The Nightingale had its genesis in The Commons apartment project, which is located across the street. Bonnie Herring, project architect of The Commons and project team member for Nightingale 1 said, “Both The Commons and Nightingale 1.0 look to realign the built objectives through design lead, community based, environmentally considerate, and more affordable housing opportunities.
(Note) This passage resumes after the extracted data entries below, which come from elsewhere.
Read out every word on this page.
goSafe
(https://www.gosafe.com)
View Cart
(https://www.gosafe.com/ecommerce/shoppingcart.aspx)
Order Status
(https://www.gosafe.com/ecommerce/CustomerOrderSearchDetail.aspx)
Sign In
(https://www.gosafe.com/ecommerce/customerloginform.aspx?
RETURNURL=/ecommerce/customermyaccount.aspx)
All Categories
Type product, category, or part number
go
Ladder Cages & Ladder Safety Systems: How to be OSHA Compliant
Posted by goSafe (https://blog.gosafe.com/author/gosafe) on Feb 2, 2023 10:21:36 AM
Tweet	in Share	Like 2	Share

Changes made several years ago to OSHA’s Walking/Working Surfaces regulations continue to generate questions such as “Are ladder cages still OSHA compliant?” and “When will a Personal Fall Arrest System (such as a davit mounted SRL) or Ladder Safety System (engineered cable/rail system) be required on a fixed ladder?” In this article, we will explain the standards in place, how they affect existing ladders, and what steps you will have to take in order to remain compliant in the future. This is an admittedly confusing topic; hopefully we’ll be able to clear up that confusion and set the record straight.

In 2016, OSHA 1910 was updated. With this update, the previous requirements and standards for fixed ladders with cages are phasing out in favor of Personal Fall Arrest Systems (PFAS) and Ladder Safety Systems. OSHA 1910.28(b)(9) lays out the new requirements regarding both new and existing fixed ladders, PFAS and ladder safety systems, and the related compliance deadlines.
It is immensely rewarding to work on apartment projects with such clear priorities – to watch them become catalysts of their own community, and to see them positively influence future projects.”

Peta Heffernan.

Peta Heffernan.

Peta Heffernan, Liminal Studio

The Hedberg, University of Tasmania

A new creative industries and performing arts development for the University of Tasmania in Hobart by Liminal Studio and WOHA is set to become a significant building in the city when it’s completed in 2019. To be named The Hedberg, after the heritage-listed garage building it will occupy, the facility will house the Tasmanian Conservatorium of Music and the Creative Exchange Institute.

“The culturally significant project balances the theatrics of the building’s purpose and the sensitivity of place,” said Peta Heffernan.
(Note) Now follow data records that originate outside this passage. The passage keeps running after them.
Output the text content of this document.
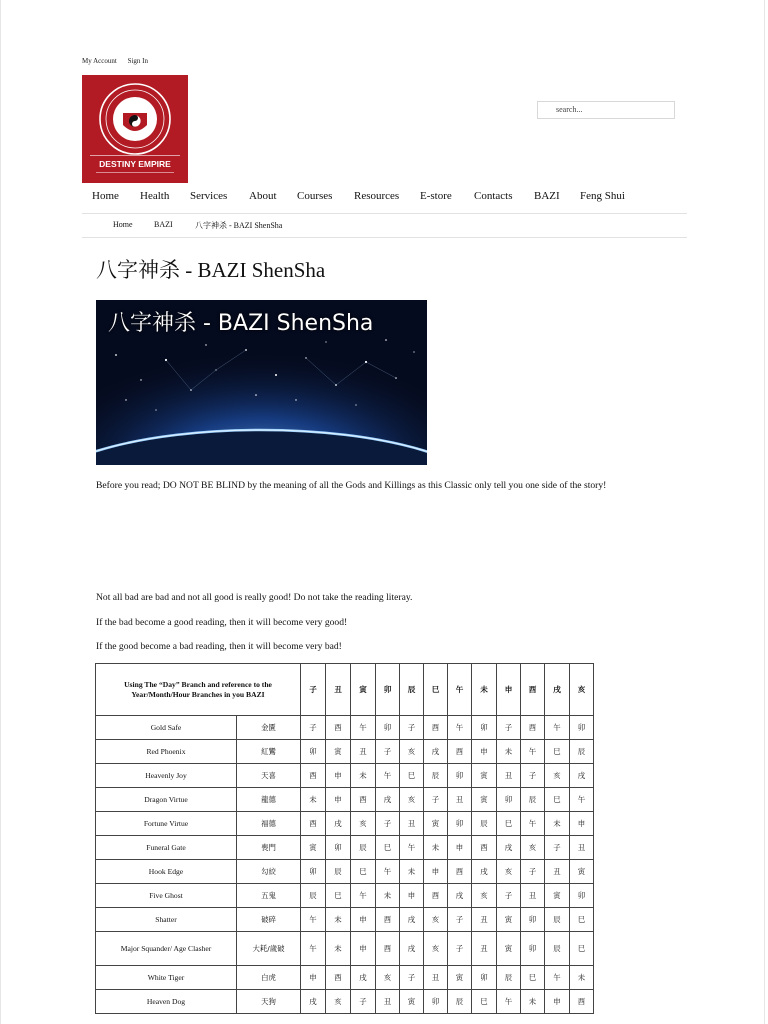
My Account Sign In
DESTINY EMPIRE
search...
Home Health Services About Courses Resources E-store Contacts BAZI Feng Shui
Home	BAZI	八字神杀 - BAZI ShenSha
八字神杀 - BAZI ShenSha
八字神杀 - BAZI ShenSha
Before you read; DO NOT BE BLIND by the meaning of all the Gods and Killings as this Classic only tell you one side of the story!
Not all bad are bad and not all good is really good! Do not take the reading literay.
If the bad become a good reading, then it will become very good!
If the good become a bad reading, then it will become very bad!
Using The “Day” Branch and reference to the Year/Month/Hour Branches in you BAZI		子	丑	寅	卯	辰	巳	午	未	申	酉	戌	亥
Gold Safe	金匱	子	酉	午	卯	子	酉	午	卯	子	酉	午	卯
Red Phoenix	紅鸞	卯	寅	丑	子	亥	戌	酉	申	未	午	巳	辰
Heavenly Joy	天喜	酉	申	未	午	巳	辰	卯	寅	丑	子	亥	戌
Dragon Virtue	龍德	未	申	酉	戌	亥	子	丑	寅	卯	辰	巳	午
Fortune Virtue	福德	酉	戌	亥	子	丑	寅	卯	辰	巳	午	未	申
Funeral Gate	喪門	寅	卯	辰	巳	午	未	申	酉	戌	亥	子	丑
Hook Edge	勾絞	卯	辰	巳	午	未	申	酉	戌	亥	子	丑	寅
Five Ghost	五鬼	辰	巳	午	未	申	酉	戌	亥	子	丑	寅	卯
Shatter	破碎	午	未	申	酉	戌	亥	子	丑	寅	卯	辰	巳
Major Squander/ Age Clasher	大耗/歲破	午	未	申	酉	戌	亥	子	丑	寅	卯	辰	巳
White Tiger	白虎	申	酉	戌	亥	子	丑	寅	卯	辰	巳	午	未
Heaven Dog	天狗	戌	亥	子	丑	寅	卯	辰	巳	午	未	申	酉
“The design celebrates the responsibility of being a major public building, yet is respectful of the adjacent residential streetscape, interweaving the urban context and showcasing the heritage fabric within a contemporary framework.”

The building will “evoke a sense of theatrical activities that occur within through a little flamboyance and shimmer.”
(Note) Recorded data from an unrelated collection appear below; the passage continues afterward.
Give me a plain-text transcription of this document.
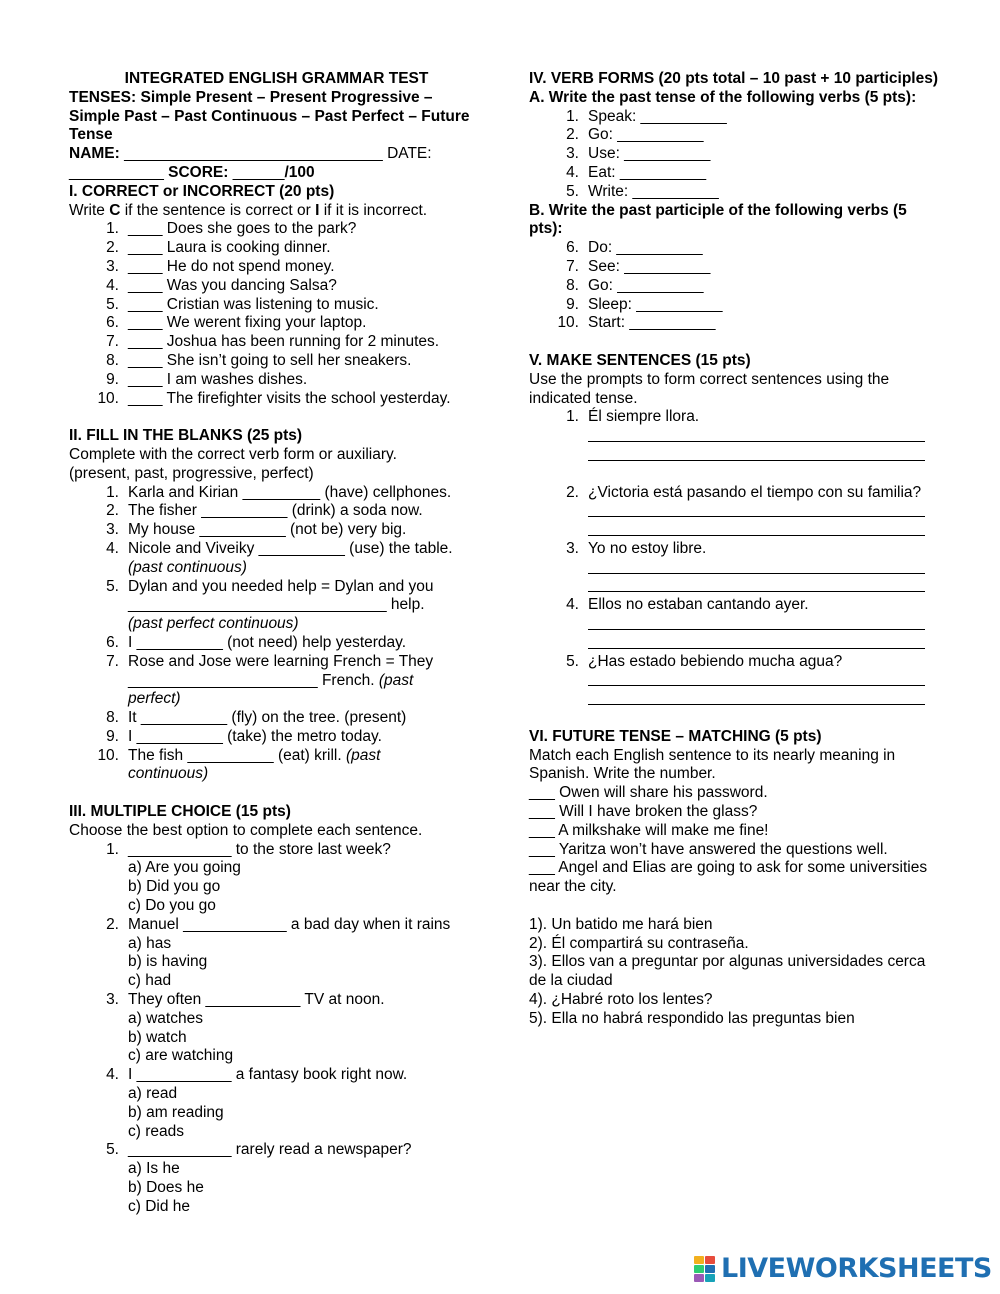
INTEGRATED ENGLISH GRAMMAR TEST
TENSES: Simple Present – Present Progressive – Simple Past – Past Continuous – Past Perfect – Future Tense
NAME: ______________________________ DATE:
___________ SCORE: ______/100
I. CORRECT or INCORRECT (20 pts)
Write C if the sentence is correct or I if it is incorrect.
1. ____ Does she goes to the park?
2. ____ Laura is cooking dinner.
3. ____ He do not spend money.
4. ____ Was you dancing Salsa?
5. ____ Cristian was listening to music.
6. ____ We werent fixing your laptop.
7. ____ Joshua has been running for 2 minutes.
8. ____ She isn’t going to sell her sneakers.
9. ____ I am washes dishes.
10. ____ The firefighter visits the school yesterday.
II. FILL IN THE BLANKS (25 pts)
Complete with the correct verb form or auxiliary.
(present, past, progressive, perfect)
1. Karla and Kirian _________ (have) cellphones.
2. The fisher __________ (drink) a soda now.
3. My house __________ (not be) very big.
4. Nicole and Viveiky __________ (use) the table.
(past continuous)
5. Dylan and you needed help = Dylan and you
______________________________ help.
(past perfect continuous)
6. I __________ (not need) help yesterday.
7. Rose and Jose were learning French = They
______________________ French. (past
perfect)
8. It __________ (fly) on the tree. (present)
9. I __________ (take) the metro today.
10. The fish __________ (eat) krill. (past
continuous)
III. MULTIPLE CHOICE (15 pts)
Choose the best option to complete each sentence.
1. ____________ to the store last week?
a) Are you going
b) Did you go
c) Do you go
2. Manuel ____________ a bad day when it rains
a) has
b) is having
c) had
3. They often ___________ TV at noon.
a) watches
b) watch
c) are watching
4. I ___________ a fantasy book right now.
a) read
b) am reading
c) reads
5. ____________ rarely read a newspaper?
a) Is he
b) Does he
c) Did he
IV. VERB FORMS (20 pts total – 10 past + 10 participles)
A. Write the past tense of the following verbs (5 pts):
1. Speak: __________
2. Go: __________
3. Use: __________
4. Eat: __________
5. Write: __________
B. Write the past participle of the following verbs (5 pts):
6. Do: __________
7. See: __________
8. Go: __________
9. Sleep: __________
10. Start: __________
V. MAKE SENTENCES (15 pts)
Use the prompts to form correct sentences using the indicated tense.
1. Él siempre llora.
2. ¿Victoria está pasando el tiempo con su familia?
3. Yo no estoy libre.
4. Ellos no estaban cantando ayer.
5. ¿Has estado bebiendo mucha agua?
VI. FUTURE TENSE – MATCHING (5 pts)
Match each English sentence to its nearly meaning in Spanish. Write the number.
___ Owen will share his password.
___ Will I have broken the glass?
___ A milkshake will make me fine!
___ Yaritza won’t have answered the questions well.
___ Angel and Elias are going to ask for some universities near the city.
1). Un batido me hará bien
2). Él compartirá su contraseña.
3). Ellos van a preguntar por algunas universidades cerca de la ciudad
4). ¿Habré roto los lentes?
5). Ella no habrá respondido las preguntas bien
LIVEWORKSHEETS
The project also comprises a new building wedged between culturally significant heritage buildings including the Theatre Royal, the oldest operating theatre in Australia.

“Our collaborative and community engagement resulted in unanimous approval for the project’s development application, which is unprecedented,” Heffernan said.

Northern Beaches Hospital by BVN.

Northern Beaches Hospital by BVN.

Abbie Galvin.

Abbie Galvin.

Abbie Galvin, BVN

Northern Beaches Hospital

The Northern Beaches Hospital will be a major new healthcare facility in Sydney when it opens in late 2018. As Abbie Galvin explains, the hospital building is a “hyper complex system” and the design will aim to “deinstitutionalize the building” and “unlock these mega structures to create genuine, connected, and understandable public space.”

Located in Frenchs Forest, the hospital will be a nine-storey building with a helipad for emergency transport. It will include 14 operating theatres, a 50-space emergency department and 488 beds. It is set to become “an important civic anchor” for the area and aims to create a welcoming environment for patients and staff.

“Hospitals are highly technical and complex buildings, which historically has resulted in anonymous and labyrinthine structures,” Galvin said. “They are becoming increasingly complex in their requirements, with technology, specialization, care models and medical advances driving constant change. At the same time they’re getting bigger – with patient treatment and care occurring on a mega level. NBH is part of the transformation that is occurring in the way hospitals are being considered – moving from machine like buildings to community buildings.”